Woran erinnert das Denkmal? Wer sich die Mühe macht, auf den Fullberg mit seinen 922 Metern zu steigen, wird nicht nur mit einem wunderbaren Blick über die Stadt belohnt, sondern findet die Lösung des Rätsels als Inschrift auf dem Sockel: »Unseren Helden draußen und daheim 1914–18«. Das Kreuz ist eines von zwei Kriegerdenkmälern der Stadt. Das zweite, ein Figurendenkmal vom Neustädter Bildhauer Heinrich Bauser gefertigt, steht auf dem alten Friedhof in der Stadtmitte gegenüber der Friedhofskapelle. Zehn Jahre nach dem Ende des Ersten Weltkriegs wurden die beiden Denkmäler erbaut und feierlich am selben Tag eingeweiht.

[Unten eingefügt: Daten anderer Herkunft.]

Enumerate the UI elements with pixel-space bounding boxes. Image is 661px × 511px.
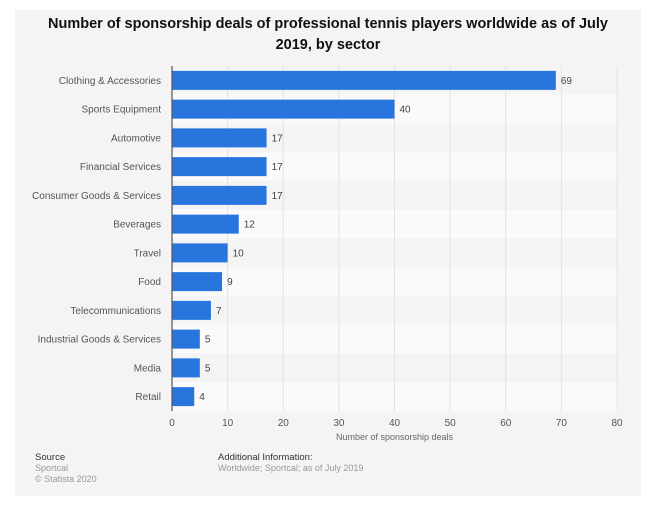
- bar: [172, 214, 239, 234]
- x-tick-label: 30: [333, 418, 345, 429]
- bar: [172, 128, 267, 148]
- x-tick-label: 70: [556, 418, 568, 429]
- additional-info-block: Additional Information: Worldwide; Sport…: [218, 452, 363, 474]
- bar: [172, 157, 267, 177]
- bar-value-label: 12: [244, 220, 256, 231]
- category-label: Food: [138, 277, 161, 288]
- bar: [172, 272, 223, 292]
- bar-value-label: 5: [205, 363, 211, 374]
- chart-title-line-2: 2019, by sector: [275, 37, 381, 53]
- bar-value-label: 7: [216, 306, 222, 317]
- bar: [172, 329, 200, 349]
- x-tick-label: 40: [389, 418, 401, 429]
- category-label: Telecommunications: [70, 306, 161, 317]
- bar-value-label: 17: [272, 191, 284, 202]
- category-label: Financial Services: [80, 162, 161, 173]
- bar-value-label: 9: [227, 277, 233, 288]
- source-block: Source Sportcal © Statista 2020: [35, 452, 97, 485]
- bar-value-label: 10: [233, 248, 245, 259]
- source-name: Sportcal: [35, 463, 69, 473]
- category-label: Consumer Goods & Services: [32, 191, 161, 202]
- x-axis-label: Number of sponsorship deals: [336, 432, 454, 442]
- x-tick-label: 50: [445, 418, 457, 429]
- x-tick-label: 80: [611, 418, 623, 429]
- bar: [172, 300, 211, 320]
- bar: [172, 387, 195, 407]
- category-label: Travel: [134, 248, 161, 259]
- chart-title-line-1: Number of sponsorship deals of professio…: [48, 16, 608, 32]
- x-tick-label: 10: [222, 418, 234, 429]
- bar-value-label: 17: [272, 133, 284, 144]
- additional-info-text: Worldwide; Sportcal; as of July 2019: [218, 463, 364, 473]
- copyright: © Statista 2020: [35, 474, 97, 484]
- bar: [172, 243, 228, 263]
- category-label: Clothing & Accessories: [59, 76, 161, 87]
- x-tick-label: 0: [169, 418, 175, 429]
- source-heading: Source: [35, 452, 66, 463]
- category-label: Sports Equipment: [82, 105, 162, 116]
- x-tick-label: 20: [278, 418, 290, 429]
- category-label: Automotive: [111, 133, 161, 144]
- additional-info-heading: Additional Information:: [218, 452, 313, 463]
- bar-value-label: 69: [561, 76, 573, 87]
- bar-value-label: 4: [199, 392, 205, 403]
- category-label: Industrial Goods & Services: [38, 335, 161, 346]
- category-label: Retail: [135, 392, 161, 403]
- x-tick-label: 60: [500, 418, 512, 429]
- bar: [172, 99, 395, 119]
- bar-value-label: 5: [205, 335, 211, 346]
- chart-title: Number of sponsorship deals of professio…: [15, 14, 641, 56]
- bar: [172, 358, 200, 378]
- category-label: Media: [134, 363, 162, 374]
- bar-value-label: 17: [272, 162, 284, 173]
- bar: [172, 185, 267, 205]
- category-label: Beverages: [113, 220, 161, 231]
- bar: [172, 70, 556, 90]
- bar-value-label: 40: [400, 105, 412, 116]
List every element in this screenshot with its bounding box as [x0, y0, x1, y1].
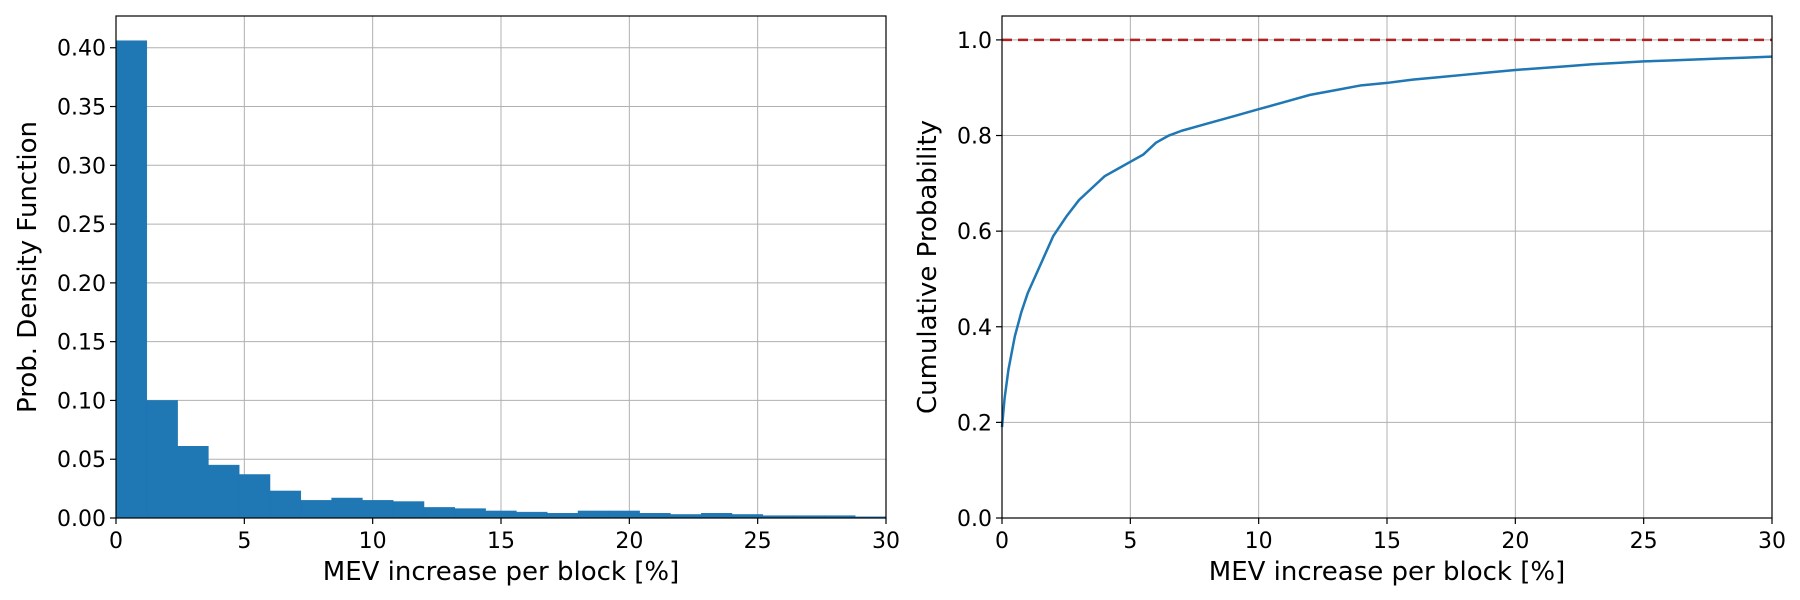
- histogram-grid: [115, 16, 887, 519]
- histogram-y-tick-label: 0.00: [57, 507, 106, 532]
- histogram-y-axis-label: Prob. Density Function: [13, 121, 43, 413]
- histogram-panel: 0 5 10 15 20 25 30 0.00 0.05 0.10 0.15 0.20 0.25 0.30…: [13, 15, 900, 587]
- histogram-y-tick-label: 0.05: [57, 448, 106, 473]
- histogram-bar: [423, 507, 456, 519]
- histogram-x-tick-label: 30: [872, 529, 900, 554]
- histogram-bar: [546, 513, 579, 519]
- cdf-y-tick-label: 0.2: [957, 411, 992, 436]
- histogram-y-tick-label: 0.20: [57, 272, 106, 297]
- cdf-x-tick-label: 30: [1758, 529, 1786, 554]
- cdf-y-axis-label: Cumulative Probability: [913, 120, 943, 414]
- histogram-y-tick-label: 0.40: [57, 37, 106, 62]
- cdf-y-tick-label: 0.0: [957, 507, 992, 532]
- histogram-bar: [454, 508, 486, 519]
- histogram-bar: [300, 500, 332, 519]
- histogram-bar: [208, 464, 240, 519]
- histogram-bars: [115, 40, 887, 519]
- cdf-ticks: 0 5 10 15 20 25 30 0.0 0.2 0.4 0.6 0.8 1.0: [957, 29, 1786, 554]
- histogram-bar: [115, 40, 148, 519]
- histogram-bar: [362, 500, 394, 519]
- cdf-x-tick-label: 15: [1373, 529, 1401, 554]
- histogram-ticks: 0 5 10 15 20 25 30 0.00 0.05 0.10 0.15 0.20 0.25 0.30…: [57, 37, 900, 554]
- histogram-bar: [485, 510, 517, 519]
- cdf-x-axis-label: MEV increase per block [%]: [1209, 557, 1565, 587]
- histogram-x-tick-label: 25: [744, 529, 772, 554]
- cdf-y-tick-label: 1.0: [957, 29, 992, 54]
- cdf-x-tick-label: 10: [1245, 529, 1273, 554]
- histogram-bar: [608, 510, 640, 519]
- histogram-bar: [269, 490, 302, 519]
- histogram-bar: [577, 510, 610, 519]
- cdf-x-tick-label: 0: [995, 529, 1009, 554]
- histogram-bar: [392, 501, 425, 519]
- histogram-bar: [516, 511, 548, 519]
- histogram-x-tick-label: 20: [615, 529, 643, 554]
- cdf-line: [1000, 55, 1773, 428]
- cdf-panel: 0 5 10 15 20 25 30 0.0 0.2 0.4 0.6 0.8 1.0 MEV incre…: [913, 15, 1786, 587]
- histogram-bar: [177, 446, 209, 519]
- histogram-x-axis-label: MEV increase per block [%]: [323, 557, 679, 587]
- cdf-x-tick-label: 5: [1123, 529, 1137, 554]
- cdf-grid: [1001, 16, 1773, 519]
- histogram-bar: [146, 400, 178, 519]
- cdf-y-tick-label: 0.6: [957, 220, 992, 245]
- cdf-y-tick-label: 0.4: [957, 316, 992, 341]
- histogram-bar: [639, 513, 671, 519]
- cdf-y-tick-label: 0.8: [957, 125, 992, 150]
- histogram-y-tick-label: 0.25: [57, 213, 106, 238]
- histogram-bar: [331, 497, 363, 519]
- cdf-lines: [1000, 38, 1773, 428]
- histogram-y-tick-label: 0.30: [57, 154, 106, 179]
- histogram-bar: [700, 513, 733, 519]
- histogram-bar: [238, 474, 271, 519]
- histogram-y-tick-label: 0.10: [57, 389, 106, 414]
- histogram-y-tick-label: 0.15: [57, 331, 106, 356]
- histogram-x-tick-label: 5: [237, 529, 251, 554]
- cdf-x-tick-label: 25: [1630, 529, 1658, 554]
- cdf-x-tick-label: 20: [1501, 529, 1529, 554]
- histogram-x-tick-label: 10: [359, 529, 387, 554]
- histogram-x-tick-label: 0: [109, 529, 123, 554]
- histogram-y-tick-label: 0.35: [57, 96, 106, 121]
- histogram-x-tick-label: 15: [487, 529, 515, 554]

»’s Kritz«, wie es bei den Einheimischen genannt wird, ragt als Mahnmal über 15 Meter in den Himmel. Breitet seine Arme aus, als beschütze es die Stadt und deren Menschen, die ihm zu Füßen liegen. Es ist nur einen Katzensprung von der Jugendherberge entfernt und ein beliebter Ort, um stimmungsvolle Sonnenuntergänge zu erleben. Großen Zulauf erfährt das Kreuz außerdem am letzten Abend des Jahres. Vom Fullbergkreuz aus hat man den besten Überblick, will man Neustadt im Lichterregen der Silvesterraketen erstrahlen sehen.